Создайте модель сумки слов

Создайте модель сумки слов.

cleanedBag = bagOfWords(cleanedDocuments)

cleanedBag = 
  bagOfWords with properties:

          Counts: [36176×18469 double]
      Vocabulary: [1×18469 string]
        NumWords: 18469
    NumDocuments: 36176

Удалите слова, которые не появляются больше чем два раза в модели сумки слов.

cleanedBag = removeInfrequentWords(cleanedBag,2)

cleanedBag = 
  bagOfWords with properties:

          Counts: [36176×6974 double]
      Vocabulary: [1×6974 string]
        NumWords: 6974
    NumDocuments: 36176

Некоторые шаги предварительной обработки, такие как removeInfrequentWords оставляют пустые документы в модели сумки слов. Чтобы гарантировать, что никакие пустые документы не остаются в модели сумки слов после предварительной обработки, используйте removeEmptyDocuments в качестве последнего шага.

Удалите пустые документы из модели сумки слов и соответствующие метки от labels.

[cleanedBag,idx] = removeEmptyDocuments(cleanedBag);
labels(idx) = [];
cleanedBag

cleanedBag = 
  bagOfWords with properties:

          Counts: [28137×6974 double]
      Vocabulary: [1×6974 string]
        NumWords: 6974
    NumDocuments: 28137

Создайте функцию предварительной обработки

Может быть полезно создать функцию, которая выполняет предварительную обработку, таким образом, можно подготовить различные наборы текстовых данных таким же образом.
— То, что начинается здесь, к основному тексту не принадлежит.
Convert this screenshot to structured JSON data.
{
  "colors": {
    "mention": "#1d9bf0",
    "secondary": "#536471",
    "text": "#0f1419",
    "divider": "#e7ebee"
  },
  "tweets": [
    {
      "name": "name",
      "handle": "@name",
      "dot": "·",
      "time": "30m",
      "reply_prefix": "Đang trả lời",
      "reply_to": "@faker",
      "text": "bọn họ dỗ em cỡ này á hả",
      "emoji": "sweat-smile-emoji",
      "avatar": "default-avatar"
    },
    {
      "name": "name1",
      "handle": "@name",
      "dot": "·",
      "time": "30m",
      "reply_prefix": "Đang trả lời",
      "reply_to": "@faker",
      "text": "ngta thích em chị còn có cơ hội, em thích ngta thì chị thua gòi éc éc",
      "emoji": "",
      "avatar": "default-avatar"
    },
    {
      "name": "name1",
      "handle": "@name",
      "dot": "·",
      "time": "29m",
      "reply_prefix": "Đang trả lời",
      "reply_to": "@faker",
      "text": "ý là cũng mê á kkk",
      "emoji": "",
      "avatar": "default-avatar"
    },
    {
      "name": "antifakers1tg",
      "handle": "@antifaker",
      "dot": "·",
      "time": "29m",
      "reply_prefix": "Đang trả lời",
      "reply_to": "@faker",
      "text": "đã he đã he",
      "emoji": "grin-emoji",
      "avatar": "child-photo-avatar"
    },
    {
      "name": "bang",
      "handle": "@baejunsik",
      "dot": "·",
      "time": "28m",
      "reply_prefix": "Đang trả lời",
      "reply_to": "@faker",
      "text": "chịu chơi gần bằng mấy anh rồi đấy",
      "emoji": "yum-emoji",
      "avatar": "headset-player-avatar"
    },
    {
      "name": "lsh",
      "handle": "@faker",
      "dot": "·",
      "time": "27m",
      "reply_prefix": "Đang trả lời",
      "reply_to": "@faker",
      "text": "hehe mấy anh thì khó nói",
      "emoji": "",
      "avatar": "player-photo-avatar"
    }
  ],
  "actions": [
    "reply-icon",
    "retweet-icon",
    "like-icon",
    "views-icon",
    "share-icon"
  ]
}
Например, можно использовать функцию так, чтобы можно было предварительно обработать новые данные с помощью тех же шагов в качестве данных тренировки.

Создайте функцию, которая маркирует и предварительно обрабатывает текстовые данные, таким образом, они могут использоваться для анализа. Функциональный preprocessWeatherNarratives, выполняет следующие шаги:

Маркируйте текст с помощью tokenizedDocument.
Lemmatize слова с помощью normalizeWords.
Сотрите пунктуацию с помощью erasePunctuation.
Удалите список слов остановки (такой как "и", и) использование removeStopWords.
Удалите слова с 2 или меньшим количеством символов с помощью removeShortWords.
Удалите слова с 15 или больше символами с помощью removeLongWords.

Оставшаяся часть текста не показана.